Well... that was... oddly appropriate considering the movie. :rainbowhuh:

Twilight’s ears flickered in confusion. “I’m sorry, what?” Twilight asked, mouth agape. “You fantasize about your own death?”

“Mhmmmm, indubitably,” Rarity said, practically purring.

"One day Spikey will grow into that handsome hulking specimen of a dragon again, and when he does... ooo, the things he could do to a helpless, delectable little unicorn before devouring her in a single gulp!"

It was then, to her horror, that Twilight discovered Rarity was a vorarephile. "KILL ME NOW!!" she screamed to the worms. "HURRY! IT MIGHT BE CONTAGIOUS!"

:trollestia:

I like gummy candy. Just not too much of it at once. Those gummy cola bottles are pretty good.

Geezus Christ.

8169337 don't you mean, holy vomit?

"I refuse to die knowing that the last thing to touch my poodle was some damned colorful gummy tentacle!”k

This is what I'm all about

this is pure magic

This was actually quite delightful, its a thing i could see happening in the show and both twilight and rarity were pretty much in character

Oh my god you beautiful, wondrous, amazing human being. This is so delightfully stupid. I love it. It's so silly and weird and charming and I love it. Thank you for giving my eyes such a thing to behold.

A+++ Would insert myself into fanfic as a gummy worm just to get in on the hilarity.

Yep, okay, all right. Let it never be said that when I acquiesce to reading something that I don't make good on my word.
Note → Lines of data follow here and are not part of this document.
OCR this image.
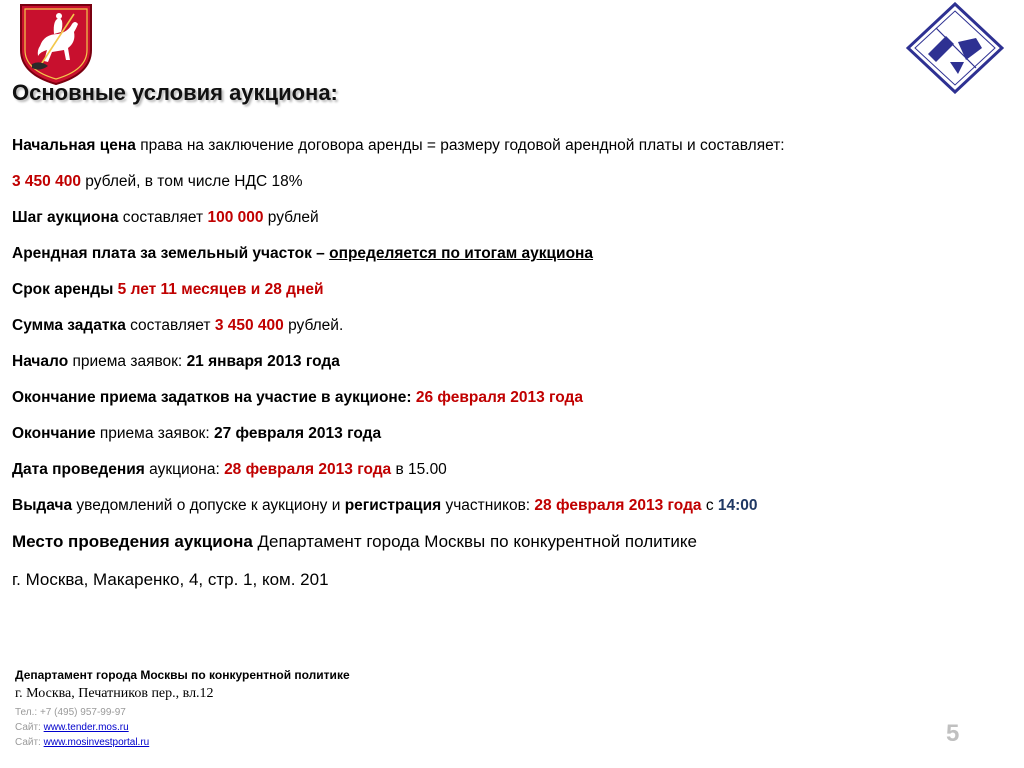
Основные условия аукциона:
Начальная цена права на заключение договора аренды = размеру годовой арендной платы и составляет:
3 450 400 рублей, в том числе НДС 18%
Шаг аукциона составляет 100 000 рублей
Арендная плата за земельный участок – определяется по итогам аукциона
Срок аренды 5 лет 11 месяцев и 28 дней
Сумма задатка составляет 3 450 400 рублей.
Начало приема заявок: 21 января 2013 года
Окончание приема задатков на участие в аукционе: 26 февраля 2013 года
Окончание приема заявок: 27 февраля 2013 года
Дата проведения аукциона: 28 февраля 2013 года в 15.00
Выдача уведомлений о допуске к аукциону и регистрация участников: 28 февраля 2013 года с 14:00
Место проведения аукциона Департамент города Москвы по конкурентной политике
г. Москва, Макаренко, 4, стр. 1, ком. 201
Департамент города Москвы по конкурентной политике
г. Москва, Печатников пер., вл.12
Тел.: +7 (495) 957-99-97
Сайт: www.tender.mos.ru
Сайт: www.mosinvestportal.ru	5
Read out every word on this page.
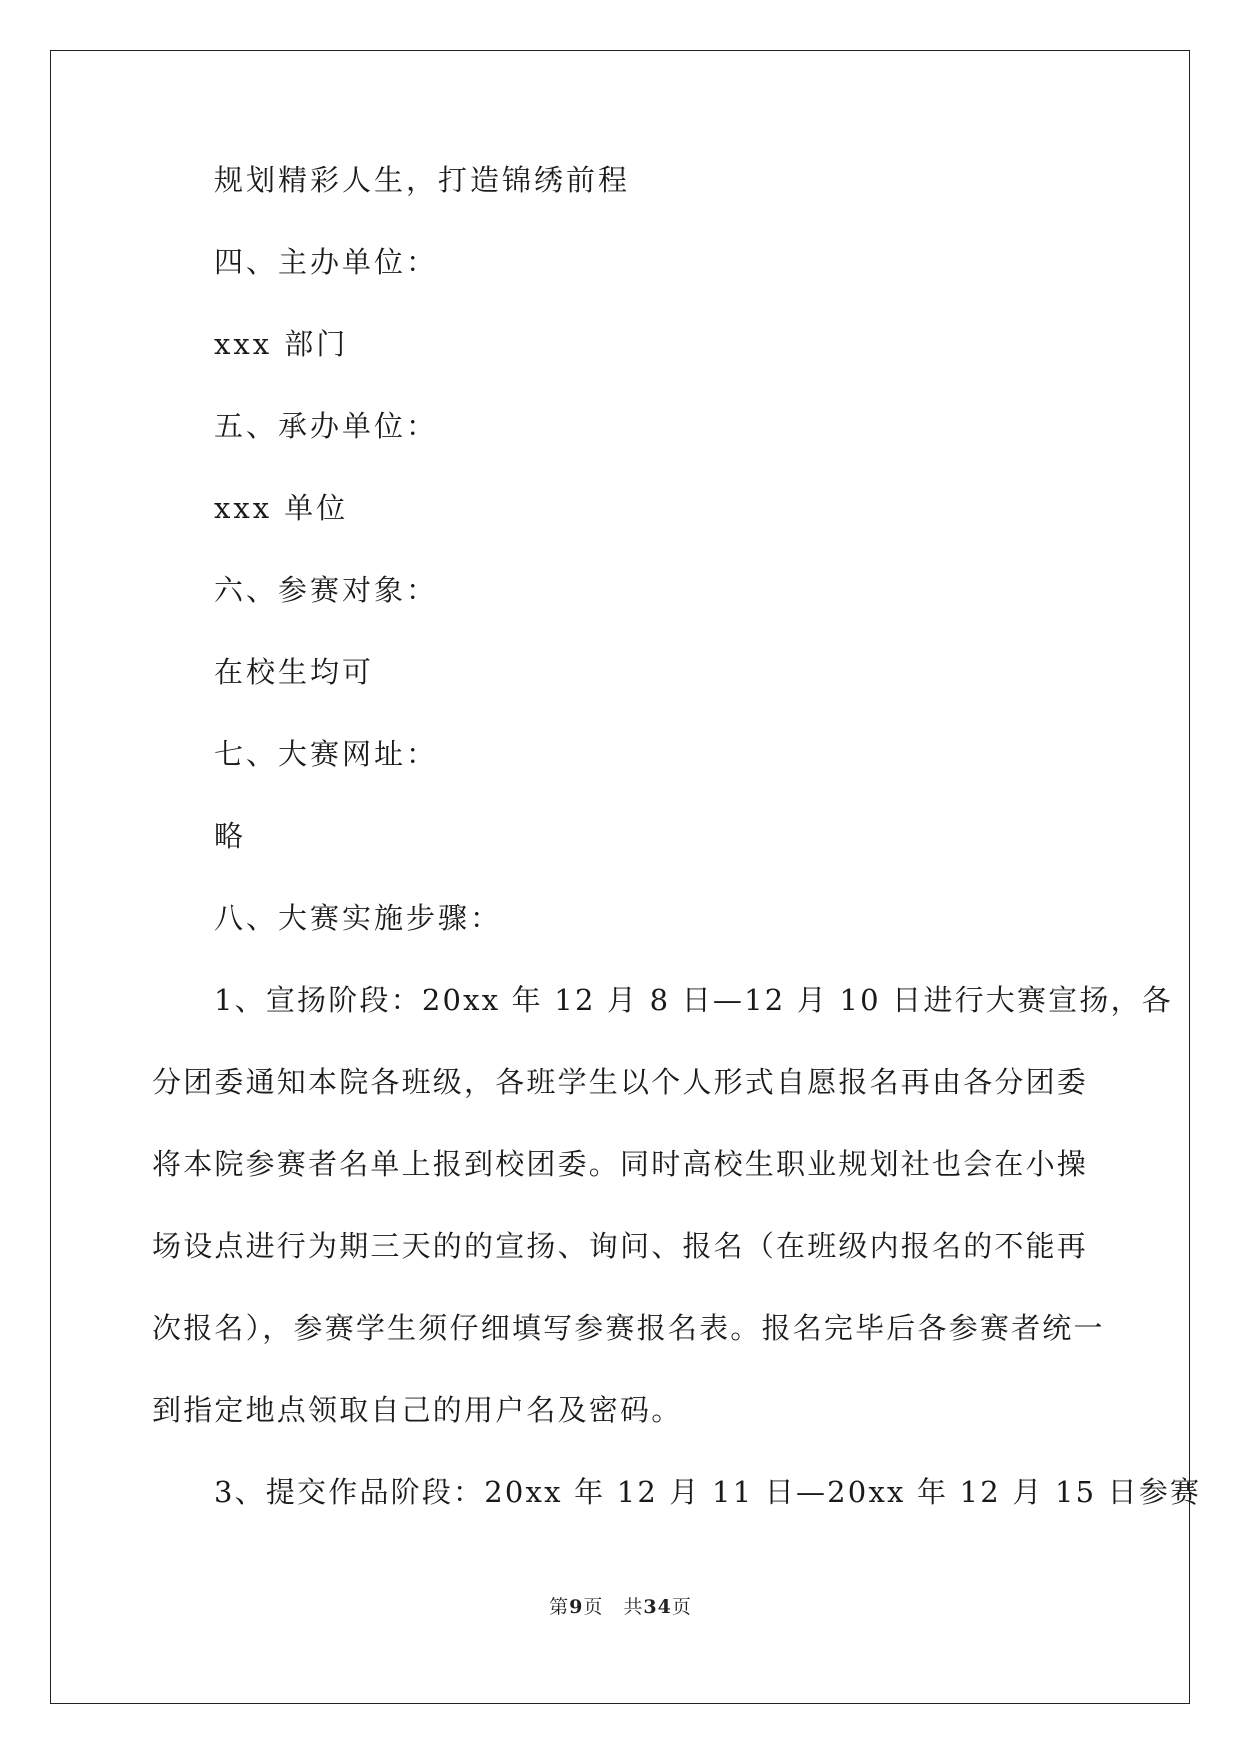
规划精彩人生，打造锦绣前程
四、主办单位：
xxx 部门
五、承办单位：
xxx 单位
六、参赛对象：
在校生均可
七、大赛网址：
略
八、大赛实施步骤：
1、宣扬阶段：20xx 年 12 月 8 日—12 月 10 日进行大赛宣扬，各
分团委通知本院各班级，各班学生以个人形式自愿报名再由各分团委
将本院参赛者名单上报到校团委。同时高校生职业规划社也会在小操
场设点进行为期三天的的宣扬、询问、报名（在班级内报名的不能再
次报名），参赛学生须仔细填写参赛报名表。报名完毕后各参赛者统一
到指定地点领取自己的用户名及密码。
3、提交作品阶段：20xx 年 12 月 11 日—20xx 年 12 月 15 日参赛
第9页　共34页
So, here I am, after you linked this story and I tried to flee from it, assuming the worst. You got my goose with this one—there was so much I didn't expect from it. Most of all, laughing at tentacle porn jokes. They were funny, okay?
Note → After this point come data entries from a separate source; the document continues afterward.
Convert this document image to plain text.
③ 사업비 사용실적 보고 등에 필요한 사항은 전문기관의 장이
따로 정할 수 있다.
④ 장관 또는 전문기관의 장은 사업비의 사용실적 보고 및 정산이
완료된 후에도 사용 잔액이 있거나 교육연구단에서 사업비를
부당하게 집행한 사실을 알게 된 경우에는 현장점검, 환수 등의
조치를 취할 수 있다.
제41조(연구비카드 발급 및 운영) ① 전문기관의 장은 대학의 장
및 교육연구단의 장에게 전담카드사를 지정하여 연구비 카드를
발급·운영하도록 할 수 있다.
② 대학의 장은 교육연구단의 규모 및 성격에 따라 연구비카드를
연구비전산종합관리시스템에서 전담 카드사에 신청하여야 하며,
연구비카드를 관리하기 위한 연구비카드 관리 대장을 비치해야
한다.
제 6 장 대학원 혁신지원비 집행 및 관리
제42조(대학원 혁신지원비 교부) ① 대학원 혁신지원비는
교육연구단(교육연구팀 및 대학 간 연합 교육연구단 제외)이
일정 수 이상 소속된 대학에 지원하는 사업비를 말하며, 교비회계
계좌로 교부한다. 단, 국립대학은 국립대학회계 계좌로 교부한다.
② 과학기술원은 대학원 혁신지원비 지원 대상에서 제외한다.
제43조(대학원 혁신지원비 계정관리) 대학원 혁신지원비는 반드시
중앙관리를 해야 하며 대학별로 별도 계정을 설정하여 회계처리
The writing is, unsurprisingly, technically sound. More than that for me is Rarity. Oh my stars, Rarity is written brilliantly. I loved just about every line of dialogue, all of which I could hear so clearly. I could even believe that she indeed truly does fantasize about how she'll die. She is dramatic that way, after all. Your writing of her just fit the bill of in-character perfection.

I also don't know exactly when I realized they were being entangled by *gummy worms*, but I snorted a laugh aloud when that dawned on me—then honked it when Rarity faked a stroke. And, oh, oh speaking of sweet Rarity, her repeated attempts at confessing her love to Twilight. It was actually very, very sweet; it was clear to me what she was doing the first time she said it.

What I must gander at with awe, however, was how, despite it being the "second stupidest" thing you've ever written, despite the jokes, despite the ridiculousness, it was all so very sincere and genuine in the little but meaningful ways. The friendship, the love, the anger, the forgiveness, and even the resolution of the situation (BAMF Gummy!).

Thank you, Goose.

“ Ponyville’s mortician!?” Rarity began thrashing again. “That loudmouthed rumor-mongering snob!? I’d rather die than let Shallow Graves see me in such a state!”

Rarity's brain has left the building, fillies and gentlecolts. :facehoof:

What the HELL did I just read?

King, what are you on, and where can I get something?

“I won’t vomit! I am a warrior of love with a stomach of iron and a heart of steel and teeth of whatever is the opposite of gummy… which is probably teeth!”

“Oh, AJ,” Pinkie said, clucking her tongue in clear condescension, “why do you think I named him Gummy?”

Applejack raised an eyebrow all the way to the brim of her hat. “‘Cuz he ain’t got no teeth?”

“That and his gummy candy addiction.”

Turns out teeth are not the opposite of gummy.

That was amazing.

“Oh, darling, you do go on,” Rarity said, tittering in a disturbingly maidenly fashion. “Me? Loopy? Why I blood am never brain pajamas in the ding-dong-doodle.”

That may be the best paragraph I've read all week.

“I won’t vomit! I am a warrior of love with a stomach of iron and a heart of steel and teeth of whatever is the opposite of gummy… which is probably teeth!”

I take it back; that is the best paragraph I've read all week.

A wonderful blend of absurdity, warm fuzzy feelings, and gelatin. Thank you for it.

Well that was deeply silly, but also extremely funny, and not without touching moments either.